The eye’s internal structures are constantly washed and nourished by a clear fluid that flows into and out of the eyeball. Glaucoma occurs when that fluid drains too slowly, often building up pressure that can damage the optic nerve. Loss of peripheral vision usually is the first symptom and cannot be restored. For this reason, early detection is crucial in diagnosing and managing this chronic eye condition.

“Everybody should get routine eye exams, but definitely for those age 40 and older, I recommend a yearly exam,” says Dr. Joseph Gira of Ophthalmology Consultants. The American Academy of Ophthalmology recommends an examination by the age of 40 and then every two to four years until the age of 64. Individuals 65 or older should have an exam every one to two years or as needed, depending on individual risk factors.

“Age is the biggest risk factor and family history is just behind that. High blood pressure, diabetes and past ocular trauma also can cause glaucoma.” African-Americans are five times more likely than Caucasians to develop glaucoma, which is the leading cause of blindness in the United States.

Although there is no cure for glaucoma, there are effective treatments that can prevent vision loss. The first-line treatment recommended by many ophthalmologists is prescription eye drops. “This treatment lowers intraocular (inside the eye) pressure by decreasing the amount of fluid the eye forms or increasing the function of the natural drain of the internal fluid,” explains Dr. Carla Siegfried, an ophthalmologist and glaucoma specialist with Washington University Physicians.

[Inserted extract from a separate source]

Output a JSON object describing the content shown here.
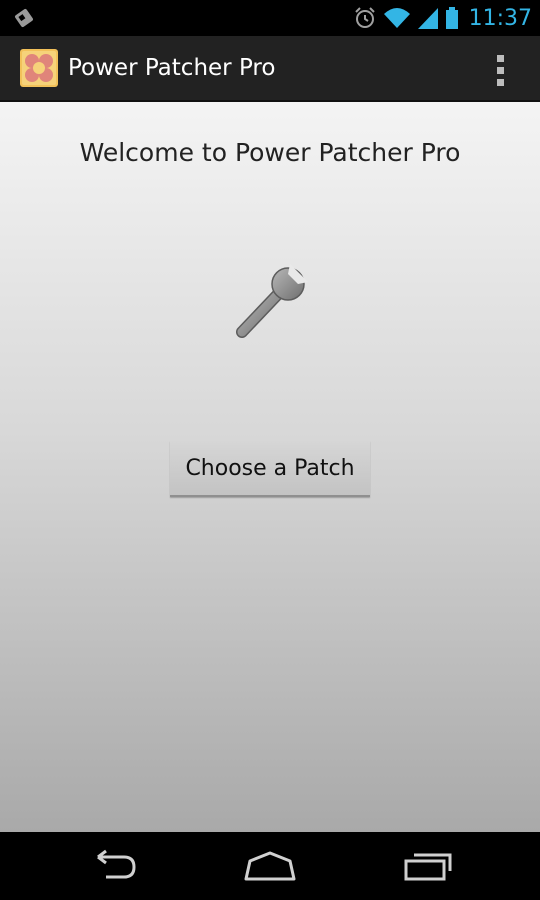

“Although most patients start out with medications, if the pressure is not lowered adequately, the medications are not tolerated or the patient cannot stick to a daily regimen due to memory, cost, or inability to take the drops (e.g. arthritis), then the risk of surgery may be warranted,” she adds. Two procedures are used to treat glaucoma: a laser treatment that helps the eye’s natural drain function better and a traditional surgery that creates a new outlet for the intraocular fluid.

Eyesight is precious. Glaucoma doesn’t have to be the silent thief that it so often is. Regular checkups and close monitoring can prevent vision loss.